相続人は妻と子の2人です。妻は夫と同居、子は別居していたとします。相続財産は、自宅(建物評価額:2000万円、土地評価額:5000万円)と預金3000万円とします。遺産合計1億円です。
配偶者居住権を設定せず、財産を下図のように分けた場合の相続税です。
自宅と預金の半分を妻が相続し、子は預金の半分のみ相続しました。妻は「配偶者税額軽減」制度により相続税はかかりません。1次相続では、子のみ45万円相続税がかかります。
2次相続では下図のようになります。
1次相続時に妻が相続した財産を、2次相続で子がそのまま相続した場合です。相続税は780万円となります。1次と2字の合計相続税は、
45万円(1次)+780万円(2次)=825万円
となります。
次に「配偶者居住権」を設定した場合です。建物配偶者居住権価格:500万円、配偶者居住権を設定したことによる敷地利用権価格:1500万円とします。子が相続する建物所有権価格は1500万円(2000万円ー500万円)、土地所有権価格は3500万円(5000万円−1500万円)となります。
遺産分配は下図のようになります。
子の相続財産がA案と比べ大幅に増えました。よって税額も435万円となり、A案の10倍となりました。妻の相続税は「配偶者税額軽減」により今回も0です。
2次相続は下図のようになります。
2次相続で子が相続する財産は預金1500万円のみとなります。配偶者居住権と土地利用権は妻が亡くなった時点で消滅します。配偶者居住権価格と土地利用権価格は相続財産になりません。

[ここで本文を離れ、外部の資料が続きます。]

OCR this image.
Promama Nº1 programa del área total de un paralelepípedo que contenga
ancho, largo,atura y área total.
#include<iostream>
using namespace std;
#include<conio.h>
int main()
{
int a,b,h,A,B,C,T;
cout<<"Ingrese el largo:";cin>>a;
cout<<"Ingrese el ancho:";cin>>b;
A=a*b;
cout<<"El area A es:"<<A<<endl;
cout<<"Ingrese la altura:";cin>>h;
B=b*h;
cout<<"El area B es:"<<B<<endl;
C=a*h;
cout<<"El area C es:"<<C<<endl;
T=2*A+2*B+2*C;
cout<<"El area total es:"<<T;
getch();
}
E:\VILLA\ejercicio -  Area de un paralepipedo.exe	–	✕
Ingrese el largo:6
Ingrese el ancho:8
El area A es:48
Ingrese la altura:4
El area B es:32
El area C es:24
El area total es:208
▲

課税価格は基礎控除を下回ります。相続税はかかりません。1次(435万円)と2次(0円)の相続税合計435万円となりました。
A案(配偶者居住権設定なし)の相続税合計額は825万円でした。B案を採用することにより約400万円節税となりました。
2次相続で空き家となった家を売る場合、B案では「空き家譲渡3000万円控除特例」が適用されません。2次相続後売却予定であればA案が得する場合があります。
相続税の想定は個別の事情により大きく変わります。それぞれの状況に合わせ、適正なシュミレーションをしてください。